With Seventure coming on board as a new investor, Microbiotica has now raised a total of £12M since its foundation in 2016. The company, a spin-out of the Sanger Institute in Cambridge, seeks to find and exploit precise connections between the bacteria that live in our gut and a variety of health conditions.

In recent years it has become evident that the human microbiome plays an important role in our health and therefore has great potential to treat multiple diseases. However, given the sheer numbers of microorganisms that share our body and their diversity, one of the big challenges is being able to establish clear links between specific bacterial strains and a particular disease.

Microbiotica has created a platform to culture and identify specific strains of gut bacteria from clinical trial samples and find out which role they play in a particular health condition. In particular, Microbiotica is using its reference culture collection and genome database to develop medicines and diagnostic targets in inflammatory bowel disease, cancer and Clostridium difficile infections.

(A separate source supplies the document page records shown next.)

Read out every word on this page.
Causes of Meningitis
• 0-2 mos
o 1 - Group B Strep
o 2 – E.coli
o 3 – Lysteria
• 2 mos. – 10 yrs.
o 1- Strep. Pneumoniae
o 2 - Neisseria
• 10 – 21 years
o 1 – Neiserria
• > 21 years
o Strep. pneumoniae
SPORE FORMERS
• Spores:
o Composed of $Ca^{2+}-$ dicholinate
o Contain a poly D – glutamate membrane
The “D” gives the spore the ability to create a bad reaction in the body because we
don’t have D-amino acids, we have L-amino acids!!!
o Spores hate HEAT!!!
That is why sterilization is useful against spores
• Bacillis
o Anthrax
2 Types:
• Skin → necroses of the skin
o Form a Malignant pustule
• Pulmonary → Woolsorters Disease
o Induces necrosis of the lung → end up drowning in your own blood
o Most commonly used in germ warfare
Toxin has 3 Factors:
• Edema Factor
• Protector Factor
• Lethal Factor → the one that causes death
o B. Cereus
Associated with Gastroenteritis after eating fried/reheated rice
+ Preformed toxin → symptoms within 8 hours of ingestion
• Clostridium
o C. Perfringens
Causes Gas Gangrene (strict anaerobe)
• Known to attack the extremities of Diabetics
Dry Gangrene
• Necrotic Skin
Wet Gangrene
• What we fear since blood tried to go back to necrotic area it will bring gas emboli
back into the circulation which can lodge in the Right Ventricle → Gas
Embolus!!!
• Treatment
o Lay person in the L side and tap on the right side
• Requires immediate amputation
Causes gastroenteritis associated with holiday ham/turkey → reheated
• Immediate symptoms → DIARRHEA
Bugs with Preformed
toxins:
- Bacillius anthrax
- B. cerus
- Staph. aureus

Clinical studies have shown that fecal microbiota transplantation from a healthy patient has the potential to cure C. difficile infections. Microbiotica’s most advanced program seeks to do the same using a defined strain of live bacteria rather than the whole microbiome of another person. 

In addition, Microbiotica signed a deal in June worth up to €450M to study potential microbiome targets for inflammatory bowel disease using samples from Genentech’s clinical trials.

The microbiome is still a young research area. With the exception of US-based Seres Health, which has reached Phase III trials with its live therapy for C. difficile, most other companies are still in early development stages.

Still, many big names are being attracted to the microbiome field. Earlier this month, Microsoft made its first partnership in the microbiome space. Vedanta, another US-based competitor of Microbiotica, is partnered with J&J’s Janssen to develop live therapeutics for inflammatory bowel disease.

Seventure’s Health for Life Capital, a €160M fund launched in 2014, was the first to be exclusively dedicated to investing in microbiome companies. The fund has invested in biotechs like Enterome, Maat Pharma, Targedys and Eligo Biosciences among others.